A local watchdog group is demanding that the Orleans Parish District Attorney’s Office stop arresting victims in sexual assault and domestic violence cases in order to force them to testify.
In one case last year, a woman who had accused a man of rape was arrested and held in jail for eight days.
In a report released Tuesday, the group Court Watch NOLA argued that prosecutors should curb such arrests, which are carried out using so-called material witness warrants. And in the case of sexual assault and domestic violence, the group said, such warrants should never be employed.
“We really think that it’s up to the DA’s Office to take the trauma of the victim into consideration,” said Simone Levine, the group's executive director. “We think that in cases of sex offense and domestic violence, that it’s really just not worth bringing the victim in through an incarceratory facility.”
The group said there were at least 30 cases in which Orleans prosecutors obtained material witness warrants in 2016, and six cases in which victims were arrested.
Those cases represent a tiny fraction of the roughly 5,000 new felony cases that come through the door at Criminal District Court every year, according to Metropolitan Crime Commission reports.
In a statement, Assistant District Attorney Christopher Bowman dismissed the Court Watch NOLA report as “simply sloppy.” He pointed to a chart in which the group misidentified the number of crime victims who are women. The group later issued a corrected version of the report.
“According to Court Watch NOLA, the DA’s Office arrested six people on material witness warrants in 2016, but only one of these warrants was issued for a victim in either a sex crime or domestic violence case," said Bowman, the spokesman for District Attorney Leon Cannizzaro. "The district attorney is far more concerned with the numbers 55 and 204, which are, respectively, the number of people murdered and shot in New Orleans in 2017.”
In the rape case, prosecutors said they could not find the accuser in a case in which the defendant was charged with second-degree rape and second-degree battery.
The victim was held in jail for eight days before the warrant against her was dropped. The defendant was ultimately convicted of second-degree battery, according to court records. Online court files do not make clear whether the victim testified.
Half of the 30 material witness warrants tracked in 2016 were for victims of crimes and half were for witnesses, Court Watch NOLA said.
In one case, a witness in an attempted murder case was held for 179 days because his failure to testify violated the terms of his probation, the report said.
The report said that warrants were obtained for women who made accusations in a sexual battery and second-degree kidnapping case and in an aggravated assault and domestic abuse battery case. Neither woman was actually arrested.
Court Watch NOLA said it believes more material witness warrants may have been issued in 2016, but it was difficult to track such cases in court records. Bowman said the DA's Office does not keep a count.

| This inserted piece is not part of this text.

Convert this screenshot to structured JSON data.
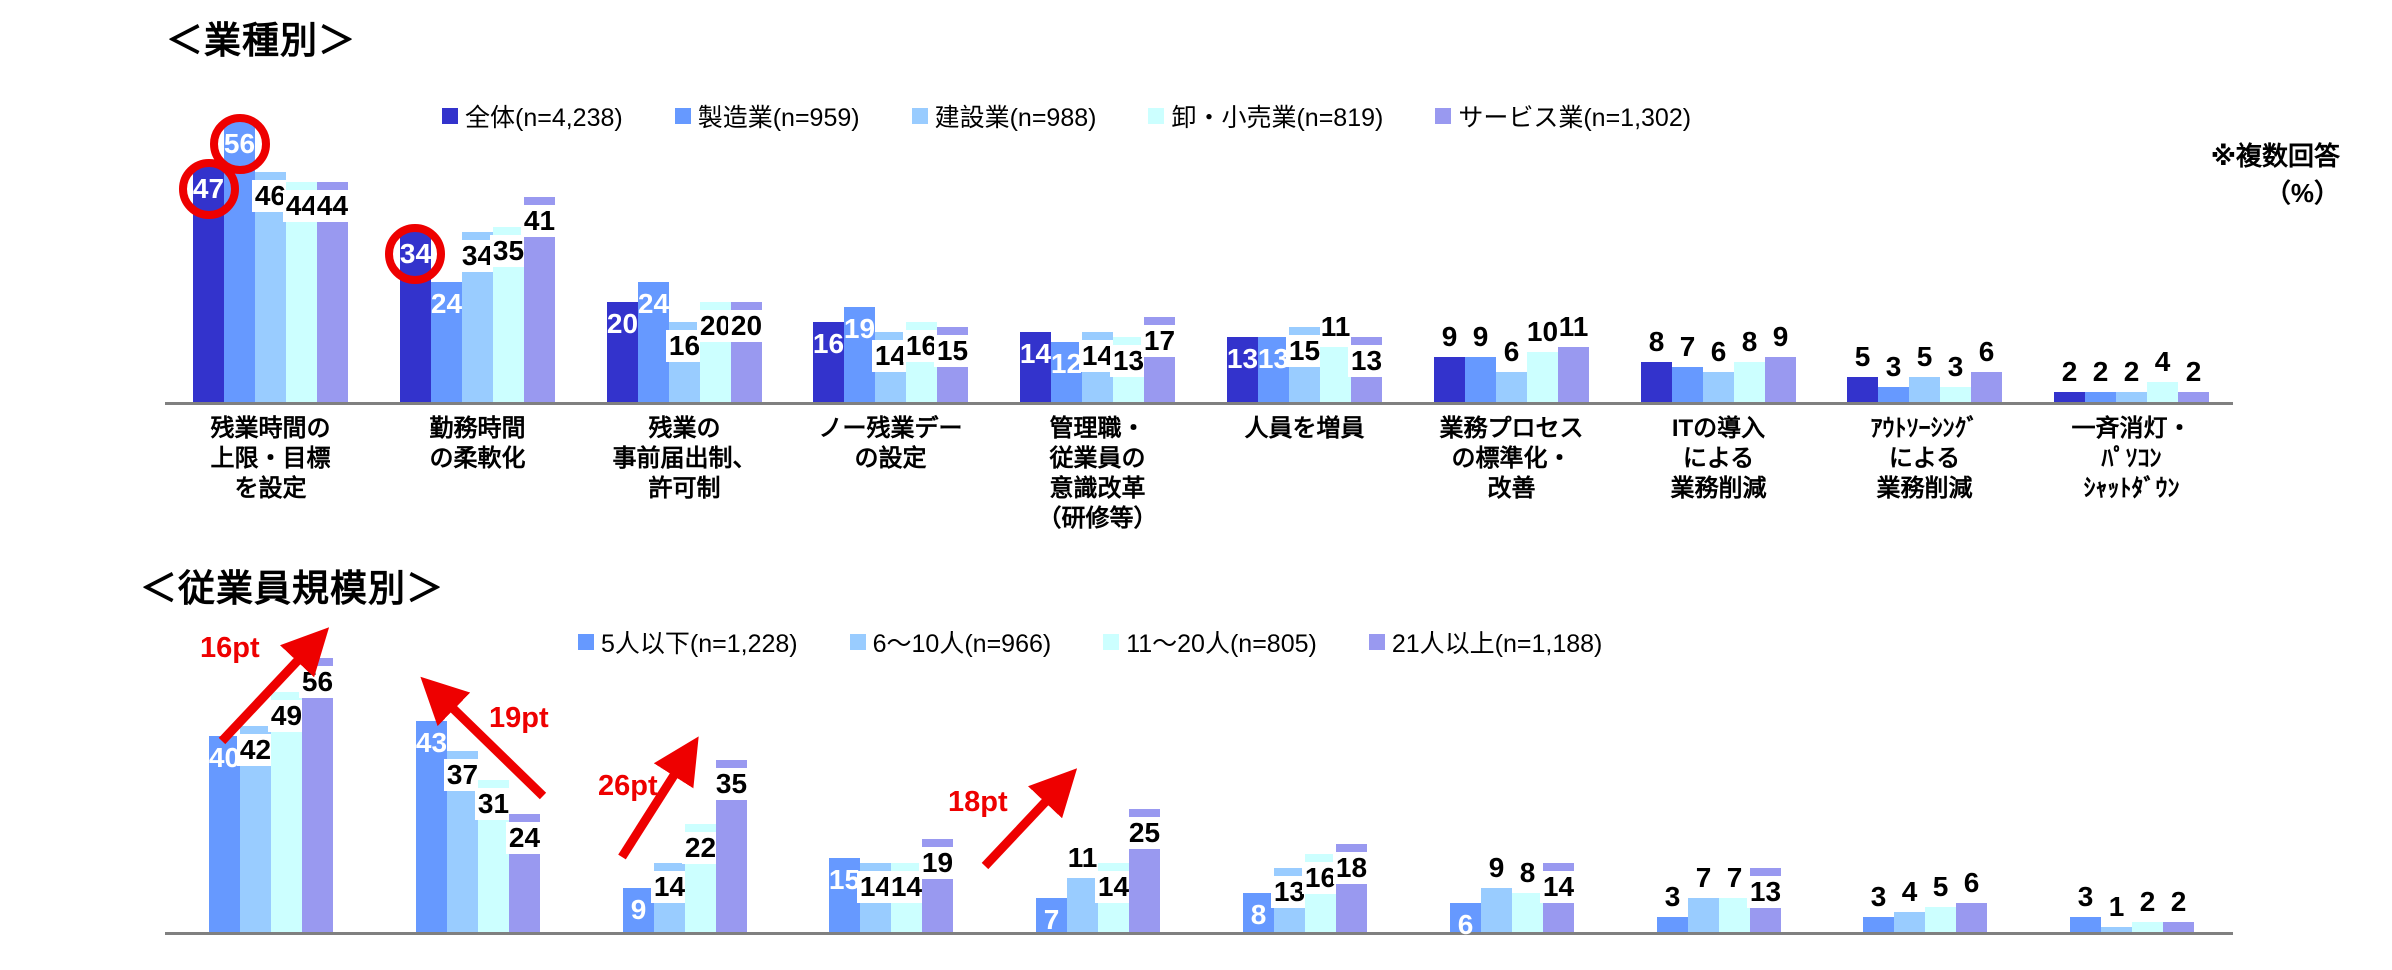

The court observation group acknowledged that prosecutors are often put in a difficult position by reluctant witnesses. They must decide whether to arrest the victim or witness or to drop a case and allow a criminal to go free. The dilemma is particularly thorny in gang violence cases, since they present a clear threat to the larger community.
The group said the DA's Office should issue a public protocol to make clear when it will seek material witness warrants.

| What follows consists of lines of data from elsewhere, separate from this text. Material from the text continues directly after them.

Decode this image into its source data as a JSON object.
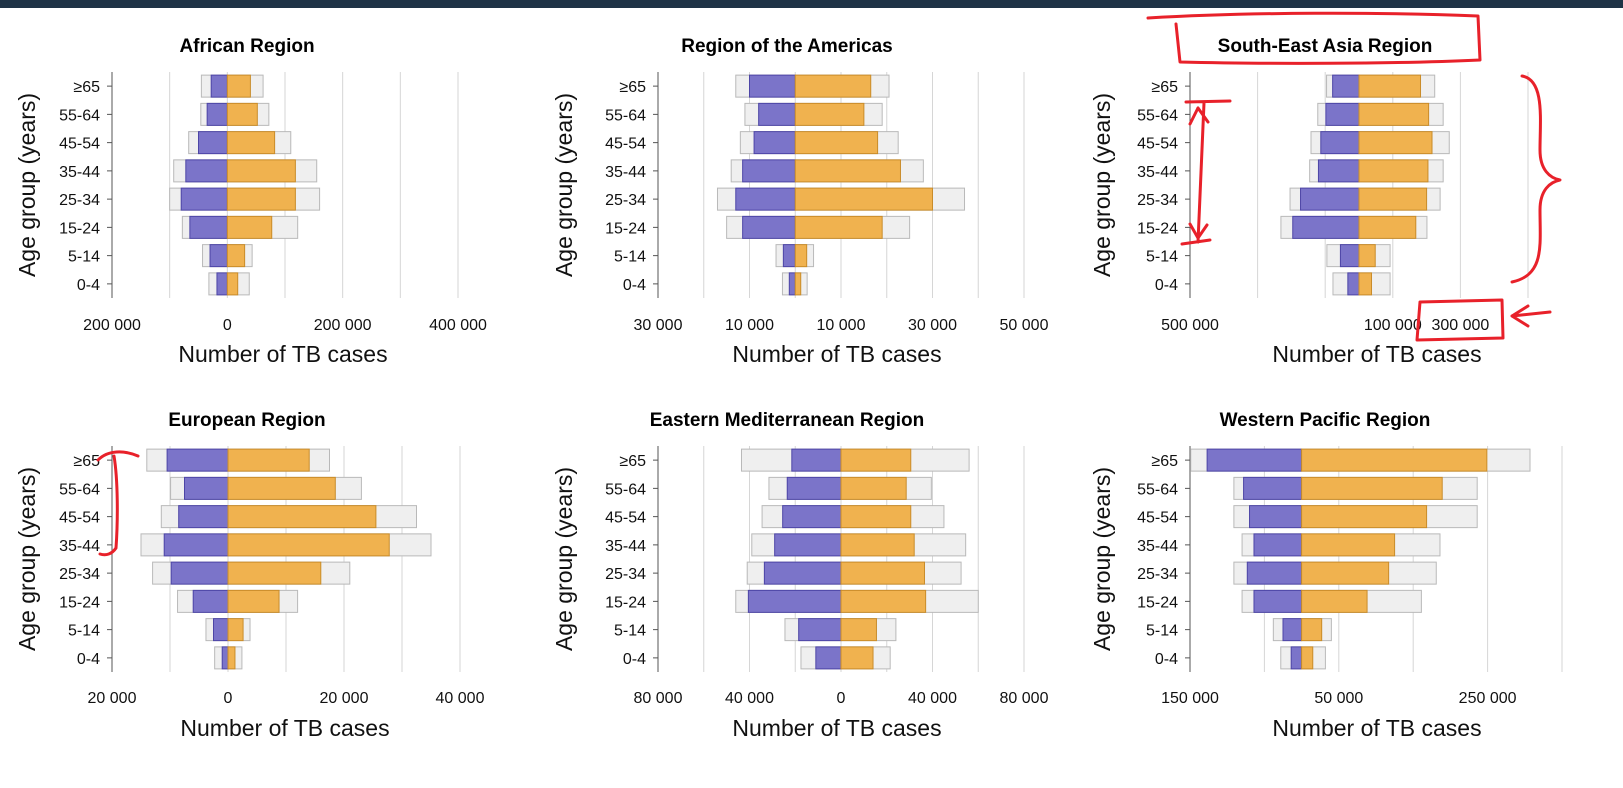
{
  "colors": {
    "male": "#7b74c9",
    "male_stroke": "#4d45a6",
    "female": "#f0b24f",
    "female_stroke": "#c98c2a",
    "estimate": "#efefef",
    "estimate_stroke": "#b9b9b9",
    "grid": "#d6d6d6",
    "annotation": "#e8212a"
  },
  "chart_data": [
    {
      "type": "bar",
      "orientation": "horizontal-population-pyramid",
      "title": "African Region",
      "xlabel": "Number of TB cases",
      "ylabel": "Age group (years)",
      "categories": [
        "0-4",
        "5-14",
        "15-24",
        "25-34",
        "35-44",
        "45-54",
        "55-64",
        "≥65"
      ],
      "xlim": [
        -200000,
        400000
      ],
      "gridlines": [
        -200000,
        -100000,
        0,
        100000,
        200000,
        300000,
        400000
      ],
      "xticks": [
        {
          "value": -200000,
          "label": "200 000"
        },
        {
          "value": 0,
          "label": "0"
        },
        {
          "value": 200000,
          "label": "200 000"
        },
        {
          "value": 400000,
          "label": "400 000"
        }
      ],
      "series": [
        {
          "name": "",
          "role": "male-notified",
          "values": [
            18000,
            30000,
            65000,
            80000,
            72000,
            50000,
            35000,
            28000
          ]
        },
        {
          "name": "",
          "role": "female-notified",
          "values": [
            18000,
            30000,
            77000,
            118000,
            118000,
            82000,
            52000,
            40000
          ]
        },
        {
          "name": "",
          "role": "male-estimated",
          "values": [
            32000,
            43000,
            78000,
            100000,
            93000,
            67000,
            46000,
            45000
          ]
        },
        {
          "name": "",
          "role": "female-estimated",
          "values": [
            38000,
            43000,
            122000,
            160000,
            155000,
            110000,
            72000,
            62000
          ]
        }
      ]
    },
    {
      "type": "bar",
      "orientation": "horizontal-population-pyramid",
      "title": "Region of the Americas",
      "xlabel": "Number of TB cases",
      "ylabel": "Age group (years)",
      "categories": [
        "0-4",
        "5-14",
        "15-24",
        "25-34",
        "35-44",
        "45-54",
        "55-64",
        "≥65"
      ],
      "xlim": [
        -30000,
        50000
      ],
      "gridlines": [
        -30000,
        -20000,
        -10000,
        0,
        10000,
        20000,
        30000,
        40000,
        50000
      ],
      "xticks": [
        {
          "value": -30000,
          "label": "30 000"
        },
        {
          "value": -10000,
          "label": "10 000"
        },
        {
          "value": 10000,
          "label": "10 000"
        },
        {
          "value": 30000,
          "label": "30 000"
        },
        {
          "value": 50000,
          "label": "50 000"
        }
      ],
      "series": [
        {
          "name": "",
          "role": "male-notified",
          "values": [
            1300,
            2600,
            11500,
            13000,
            11500,
            9000,
            8000,
            10000
          ]
        },
        {
          "name": "",
          "role": "female-notified",
          "values": [
            1200,
            2500,
            19000,
            30000,
            23000,
            18000,
            15000,
            16500
          ]
        },
        {
          "name": "",
          "role": "male-estimated",
          "values": [
            2800,
            4200,
            15000,
            17000,
            14000,
            12000,
            11000,
            13000
          ]
        },
        {
          "name": "",
          "role": "female-estimated",
          "values": [
            2600,
            4000,
            25000,
            37000,
            28000,
            22500,
            19000,
            20500
          ]
        }
      ]
    },
    {
      "type": "bar",
      "orientation": "horizontal-population-pyramid",
      "title": "South-East Asia Region",
      "xlabel": "Number of TB cases",
      "ylabel": "Age group (years)",
      "categories": [
        "0-4",
        "5-14",
        "15-24",
        "25-34",
        "35-44",
        "45-54",
        "55-64",
        "≥65"
      ],
      "xlim": [
        -500000,
        500000
      ],
      "gridlines": [
        -500000,
        -300000,
        -100000,
        100000,
        300000,
        500000
      ],
      "xticks": [
        {
          "value": -500000,
          "label": "500 000"
        },
        {
          "value": 100000,
          "label": "100 000"
        },
        {
          "value": 300000,
          "label": "300 000"
        }
      ],
      "series": [
        {
          "name": "",
          "role": "male-notified",
          "values": [
            33000,
            55000,
            196000,
            173000,
            120000,
            113000,
            98000,
            78000
          ]
        },
        {
          "name": "",
          "role": "female-notified",
          "values": [
            37000,
            48000,
            168000,
            200000,
            204000,
            216000,
            206000,
            182000
          ]
        },
        {
          "name": "",
          "role": "male-estimated",
          "values": [
            77000,
            95000,
            231000,
            204000,
            146000,
            142000,
            122000,
            96000
          ]
        },
        {
          "name": "",
          "role": "female-estimated",
          "values": [
            92000,
            92000,
            201000,
            240000,
            249000,
            267000,
            249000,
            224000
          ]
        }
      ]
    },
    {
      "type": "bar",
      "orientation": "horizontal-population-pyramid",
      "title": "European Region",
      "xlabel": "Number of TB cases",
      "ylabel": "Age group (years)",
      "categories": [
        "0-4",
        "5-14",
        "15-24",
        "25-34",
        "35-44",
        "45-54",
        "55-64",
        "≥65"
      ],
      "xlim": [
        -20000,
        40000
      ],
      "gridlines": [
        -20000,
        -10000,
        0,
        10000,
        20000,
        30000,
        40000
      ],
      "xticks": [
        {
          "value": -20000,
          "label": "20 000"
        },
        {
          "value": 0,
          "label": "0"
        },
        {
          "value": 20000,
          "label": "20 000"
        },
        {
          "value": 40000,
          "label": "40 000"
        }
      ],
      "series": [
        {
          "name": "",
          "role": "male-notified",
          "values": [
            1000,
            2500,
            6000,
            9800,
            11000,
            8500,
            7500,
            10500
          ]
        },
        {
          "name": "",
          "role": "female-notified",
          "values": [
            1200,
            2600,
            8800,
            16000,
            27800,
            25500,
            18500,
            14000
          ]
        },
        {
          "name": "",
          "role": "male-estimated",
          "values": [
            2300,
            3800,
            8700,
            13000,
            15000,
            11500,
            9900,
            14000
          ]
        },
        {
          "name": "",
          "role": "female-estimated",
          "values": [
            2400,
            3800,
            12000,
            21000,
            35000,
            32500,
            23000,
            17500
          ]
        }
      ]
    },
    {
      "type": "bar",
      "orientation": "horizontal-population-pyramid",
      "title": "Eastern Mediterranean Region",
      "xlabel": "Number of TB cases",
      "ylabel": "Age group (years)",
      "categories": [
        "0-4",
        "5-14",
        "15-24",
        "25-34",
        "35-44",
        "45-54",
        "55-64",
        "≥65"
      ],
      "xlim": [
        -80000,
        80000
      ],
      "gridlines": [
        -80000,
        -60000,
        -40000,
        -20000,
        0,
        20000,
        40000,
        60000,
        80000
      ],
      "xticks": [
        {
          "value": -80000,
          "label": "80 000"
        },
        {
          "value": -40000,
          "label": "40 000"
        },
        {
          "value": 0,
          "label": "0"
        },
        {
          "value": 40000,
          "label": "40 000"
        },
        {
          "value": 80000,
          "label": "80 000"
        }
      ],
      "series": [
        {
          "name": "",
          "role": "male-notified",
          "values": [
            11000,
            18500,
            40500,
            33500,
            29000,
            25500,
            23500,
            21500
          ]
        },
        {
          "name": "",
          "role": "female-notified",
          "values": [
            14000,
            15500,
            37000,
            36500,
            32000,
            30500,
            28500,
            30500
          ]
        },
        {
          "name": "",
          "role": "male-estimated",
          "values": [
            17500,
            24500,
            46000,
            41000,
            39000,
            34500,
            31500,
            43500
          ]
        },
        {
          "name": "",
          "role": "female-estimated",
          "values": [
            21500,
            24000,
            60000,
            52500,
            54500,
            45000,
            39500,
            56000
          ]
        }
      ]
    },
    {
      "type": "bar",
      "orientation": "horizontal-population-pyramid",
      "title": "Western Pacific Region",
      "xlabel": "Number of TB cases",
      "ylabel": "Age group (years)",
      "categories": [
        "0-4",
        "5-14",
        "15-24",
        "25-34",
        "35-44",
        "45-54",
        "55-64",
        "≥65"
      ],
      "xlim": [
        -150000,
        350000
      ],
      "gridlines": [
        -150000,
        -50000,
        50000,
        150000,
        250000,
        350000
      ],
      "xticks": [
        {
          "value": -150000,
          "label": "150 000"
        },
        {
          "value": 50000,
          "label": "50 000"
        },
        {
          "value": 250000,
          "label": "250 000"
        }
      ],
      "series": [
        {
          "name": "",
          "role": "male-notified",
          "values": [
            14000,
            25000,
            64000,
            73000,
            64000,
            70000,
            78000,
            127000
          ]
        },
        {
          "name": "",
          "role": "female-notified",
          "values": [
            15000,
            27000,
            88000,
            117000,
            125000,
            168000,
            189000,
            249000
          ]
        },
        {
          "name": "",
          "role": "male-estimated",
          "values": [
            28000,
            38000,
            80000,
            91000,
            80000,
            91000,
            91000,
            149000
          ]
        },
        {
          "name": "",
          "role": "female-estimated",
          "values": [
            32000,
            40000,
            161000,
            181000,
            186000,
            236000,
            236000,
            307000
          ]
        }
      ]
    }
  ]
}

One law professor who has written about the use of material witness warrants said she was surprised to hear that prosecutors had issued one in a rape case.
“I think that most jurisdictions don’t want to get the reputation that you have to issue warrants to prosecute either sexual assault or domestic violence cases. A lot of advocates see material witness warrants as a way of victimizing the victims,” said Geneva Brown, a professor at Valparaiso University in Indiana.
Brown said the trend in sexual assault and domestic violence cases in recent years has been to offer victims support services, such as an advocate who can guide a victim through the judicial process or compensation for transportation.
“If (material witness warrants) are being issued, even in just a handful of cases, what message are you sending to other victims of sexual assault?” Brown said. “Other victims may not come forward if they know this is how they’re going to be treated.”
Levine said she was not aware of any study tracking the use of material witness warrants in other jurisdictions. However, Jefferson Parish prosecutors have employed the tactic in at least one recent case.
In February, Xevion Davis was booked on a material witness warrant in order to force him to testify before a grand jury in the killing of his 10-month-old son in Marrero.